Menos trivial, e talvez imprevista, há porem outra paisagem, que eu prefiro a todas, por não dizer a tudo.

O que eu não sei é se lhe posso chamar paisagem. Pelo menos, os pintores não lhe chamariam assim.

E contudo é uma pequena região, onde há frutos, flores, cachoeiras estrepitosas, arroios sussurrantes, harmonias eternas, opulentas réstias de sol...

Tem apenas seis metros quadrados, mais / 390 / pequena decerto que os jardins de Academo; mas nela encontro cuidados, afectos e lazeres. Cada vez que o sol reponta, encontra-me ali moirejando, estudando, amando. Se o turbilhão da vida a revezes me arranca da pacífica faina, lesto a reassumo com devoção e amor.
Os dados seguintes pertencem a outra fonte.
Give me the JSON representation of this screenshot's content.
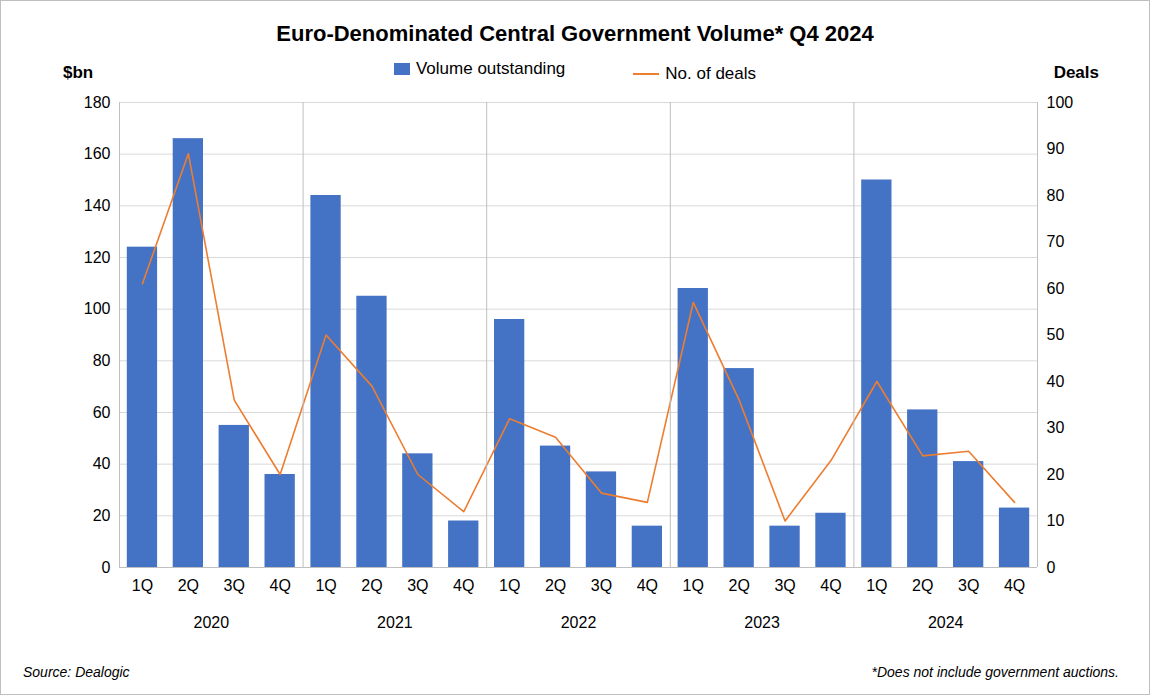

Fazem-me ali honrosa companhia, falam-me, educam-me, os mais altos engenhos de todos os séculos. Em céu azul e profundo pairam águias de envergadura desmedida, que não têm nome na ornitologia, mas que se chamam David, Valmiki, Homero, Vergílio, Dante, Camões, Pascal, Shakespeare, Goethe, e quantos, e quantos!

Pelas quebradas da minha encantada paisagem, ouve-se a espaços a tuba sonora e belicosa do Ramaiana, da Ilíada, dos / 391 / Niebelungen, dos Lusíadas... Às vezes, é um murmúrio, como aragem que se côa por balsas perfumadas: são vozes de Saadi, de Tibulo, de Petrarca, de Campoamor, de João de Deus… À distância, um fragor de cachoeira, que espadana luminosa e cristalina: é o eco do Sermão da Montanha, do estridor da Águia de Patmos, das apóstrofes de Bossuet e Vieira…

Não sei se me autorizam a chamar paisagem a pequenina região que eu prefiro a todas. Os estranhos chamam-lhe bibliotecazinha, gabinete de trabalho, ou coisa assim; mas o nome, em tal caso, pouco importa: a realidade é que, cotejando, observando, medindo, não vejo em terras de Portugal paisagem que eu prefira a esta.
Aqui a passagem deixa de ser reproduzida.